In order to maintain consistency when comparing the Small Cap Value strategy to the Russell benchmark, the Firm utilizes FactSet’s outlier methodology calculations which provide a comparable portfolio characteristic calcula­tion methodology as Russell applies to its indices. 

The information provided should not be considered a recommendation to purchase or sell any particular security. There is no assurance that any securities discussed herein will remain in our strategy at the time you receive this report or that securities sold have not been repurchased. It should not be assumed that any of the holdings discussed herein were or will be profitable or that the investment recommendations or decisions we make in the future will be profitable or will equal the investment performance of the securities discussed herein. Past performance is no guarantee of future results. 
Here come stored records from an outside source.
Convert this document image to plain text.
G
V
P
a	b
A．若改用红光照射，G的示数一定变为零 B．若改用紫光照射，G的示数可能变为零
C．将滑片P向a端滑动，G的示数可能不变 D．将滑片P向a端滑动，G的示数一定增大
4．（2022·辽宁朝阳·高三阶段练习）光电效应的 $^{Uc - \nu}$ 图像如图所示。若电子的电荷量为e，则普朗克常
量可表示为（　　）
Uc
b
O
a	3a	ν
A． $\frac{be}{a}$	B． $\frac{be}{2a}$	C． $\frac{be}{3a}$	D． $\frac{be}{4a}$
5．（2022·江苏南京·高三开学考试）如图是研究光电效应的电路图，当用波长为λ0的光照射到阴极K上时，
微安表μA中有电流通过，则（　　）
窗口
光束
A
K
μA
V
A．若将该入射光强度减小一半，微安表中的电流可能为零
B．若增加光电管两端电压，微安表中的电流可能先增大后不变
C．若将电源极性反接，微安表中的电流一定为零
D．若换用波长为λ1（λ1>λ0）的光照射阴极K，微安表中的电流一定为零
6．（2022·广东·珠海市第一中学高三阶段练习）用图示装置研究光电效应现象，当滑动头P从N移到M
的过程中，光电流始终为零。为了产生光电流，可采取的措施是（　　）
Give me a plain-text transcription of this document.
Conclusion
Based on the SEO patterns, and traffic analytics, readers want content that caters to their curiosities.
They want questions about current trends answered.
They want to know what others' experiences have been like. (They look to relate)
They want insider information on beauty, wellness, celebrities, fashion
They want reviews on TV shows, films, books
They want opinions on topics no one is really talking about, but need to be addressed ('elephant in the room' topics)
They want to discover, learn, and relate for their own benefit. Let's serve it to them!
Although the statements of fact and data in this report have been obtained from, and are based upon, sources that the Firm believes to be reliable, we do not guarantee their accuracy, and any such information may be incom­plete or condensed. All opinions included in this report constitute the Firm’s judgment as of the date of this report and are subject to change without notice. This report is for informational purposes only and is not intended as an offer or solicitation with respect to the purchase or sale of any security.